In a bid to try and get ahead of the data gathering, the drafters of the law included provisions for security agencies to obtain information by way of interception. For example, clause 69 looks to insert this amendment: "The National Security Organs may intercept communication for the purposes of detecting, deterring and disrupting terrorism in accordance with procedures to be prescribed by the Cabinet Secretary."
This provision caused an uproar, with people saying that not enough safeguards were put in place to ensure that power it is not abused.
Tom Makau puts the burden of using technology responsibly on the shoulders of the government: "The most important thing for the government to note is that technology cannot be used to fight or prevent crime in isolation, we need a functioning ecosystem of enough, well trained and equipped law enforcement units."
In any case, Kenya's efforts in fighting crime are currently focusing on technology.

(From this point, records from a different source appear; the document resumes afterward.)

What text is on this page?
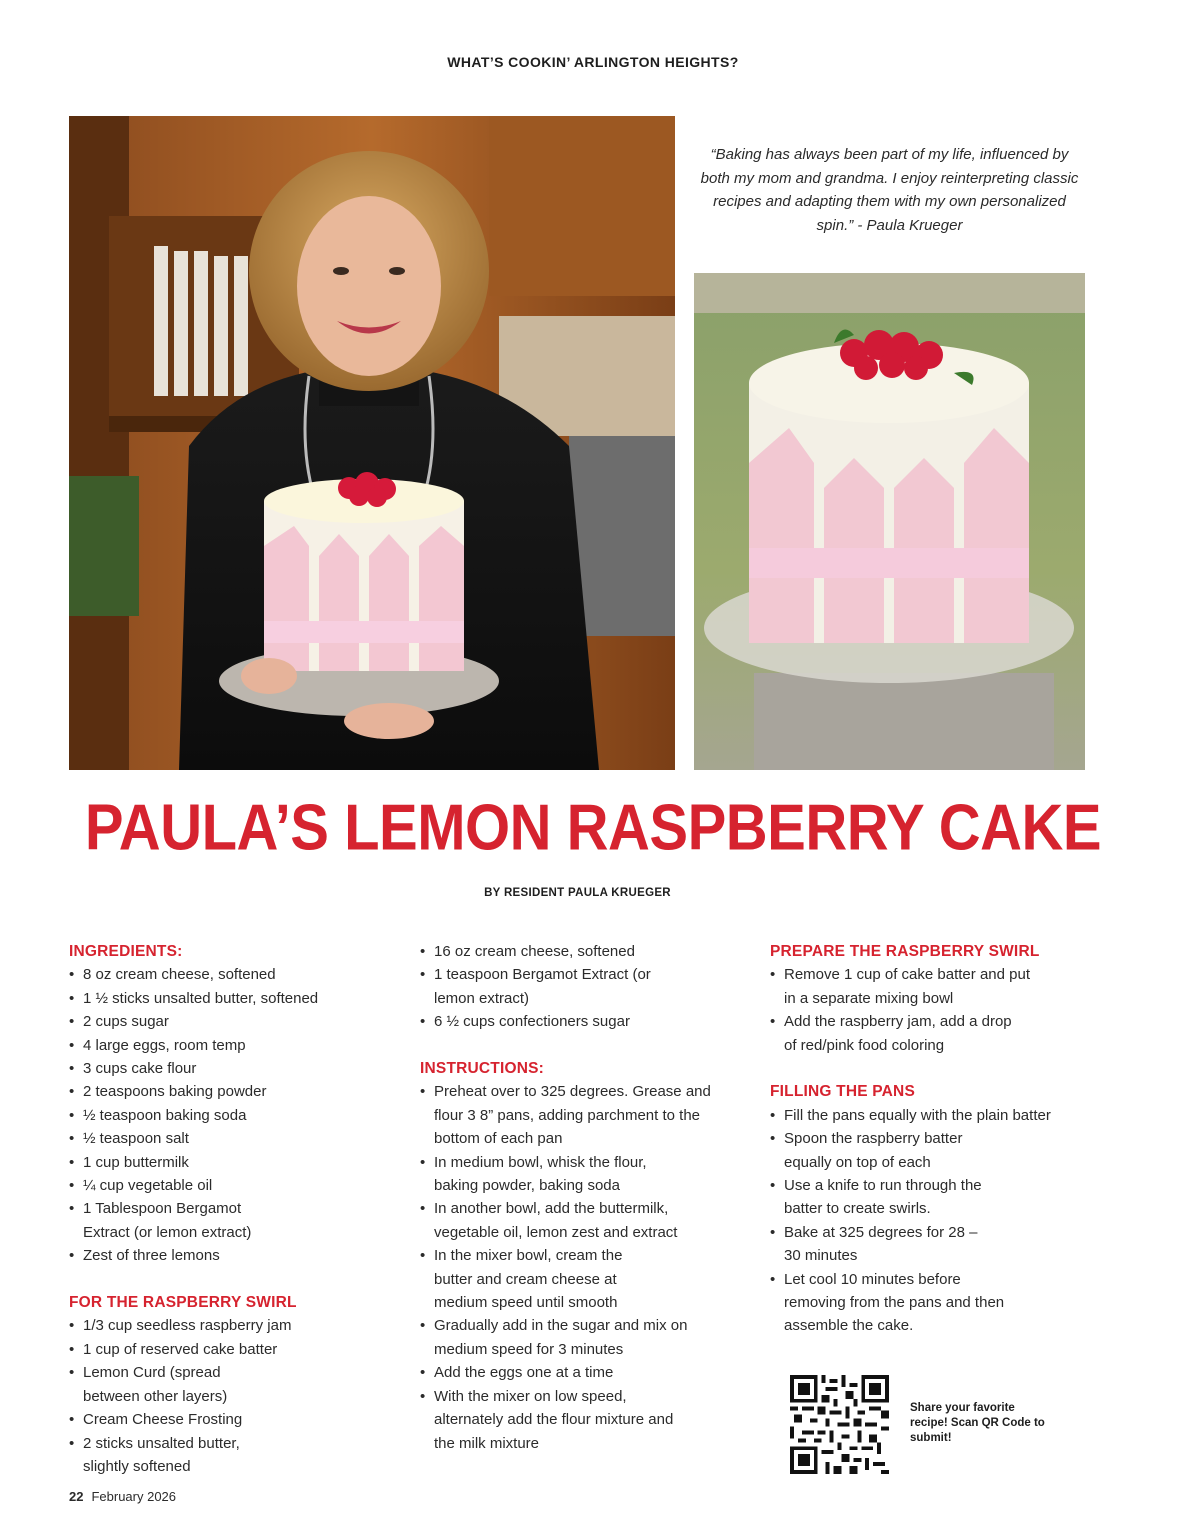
WHAT’S COOKIN’ ARLINGTON HEIGHTS?
“Baking has always been part of my life, influenced by both my mom and grandma. I enjoy reinterpreting classic recipes and adapting them with my own personalized spin.” - Paula Krueger
PAULA’S LEMON RASPBERRY CAKE
BY RESIDENT PAULA KRUEGER
INGREDIENTS:
• 8 oz cream cheese, softened
• 1 ½ sticks unsalted butter, softened
• 2 cups sugar
• 4 large eggs, room temp
• 3 cups cake flour
• 2 teaspoons baking powder
• ½ teaspoon baking soda
• ½ teaspoon salt
• 1 cup buttermilk
• ¼ cup vegetable oil
• 1 Tablespoon Bergamot Extract (or lemon extract)
• Zest of three lemons
FOR THE RASPBERRY SWIRL
• 1/3 cup seedless raspberry jam
• 1 cup of reserved cake batter
• Lemon Curd (spread between other layers)
• Cream Cheese Frosting
• 2 sticks unsalted butter, slightly softened
• 16 oz cream cheese, softened
• 1 teaspoon Bergamot Extract (or lemon extract)
• 6 ½ cups confectioners sugar
INSTRUCTIONS:
• Preheat over to 325 degrees. Grease and flour 3 8” pans, adding parchment to the bottom of each pan
• In medium bowl, whisk the flour, baking powder, baking soda
• In another bowl, add the buttermilk, vegetable oil, lemon zest and extract
• In the mixer bowl, cream the butter and cream cheese at medium speed until smooth
• Gradually add in the sugar and mix on medium speed for 3 minutes
• Add the eggs one at a time
• With the mixer on low speed, alternately add the flour mixture and the milk mixture
PREPARE THE RASPBERRY SWIRL
• Remove 1 cup of cake batter and put in a separate mixing bowl
• Add the raspberry jam, add a drop of red/pink food coloring
FILLING THE PANS
• Fill the pans equally with the plain batter
• Spoon the raspberry batter equally on top of each
• Use a knife to run through the batter to create swirls.
• Bake at 325 degrees for 28 – 30 minutes
• Let cool 10 minutes before removing from the pans and then assemble the cake.
Share your favorite recipe! Scan QR Code to submit!
22 February 2026
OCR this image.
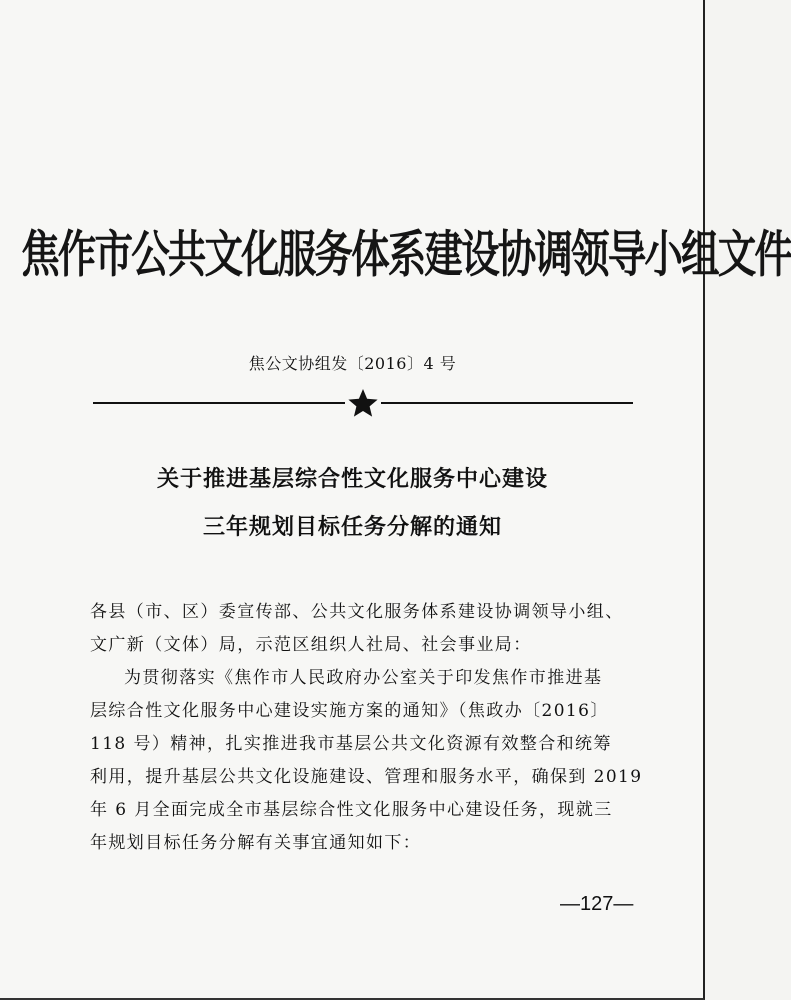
焦作市公共文化服务体系建设协调领导小组文件
焦公文协组发〔2016〕4 号
关于推进基层综合性文化服务中心建设
三年规划目标任务分解的通知
各县（市、区）委宣传部、公共文化服务体系建设协调领导小组、
文广新（文体）局，示范区组织人社局、社会事业局：
为贯彻落实《焦作市人民政府办公室关于印发焦作市推进基
层综合性文化服务中心建设实施方案的通知》（焦政办〔2016〕
118 号）精神，扎实推进我市基层公共文化资源有效整合和统筹
利用，提升基层公共文化设施建设、管理和服务水平，确保到 2019
年 6 月全面完成全市基层综合性文化服务中心建设任务，现就三
年规划目标任务分解有关事宜通知如下：
—127—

One of the biggest telecommunications company in East Africa, Safaricom, got a government contract to put up a surveillance system for the security agencies. These include hundreds of closed circuit television (CCTV) across Nairobi and Mombasa. The police will have a command center where they will monitor various parts of the country, in a bid to cut down on crime that has overtaken the region.
It's expected that if all these efforts are to be implemented with focus and precision, then technology can be relied upon to provide timely information and surveillance that will provide early warning system and prevent most of the terrorist attacks and make Kenya a safer place.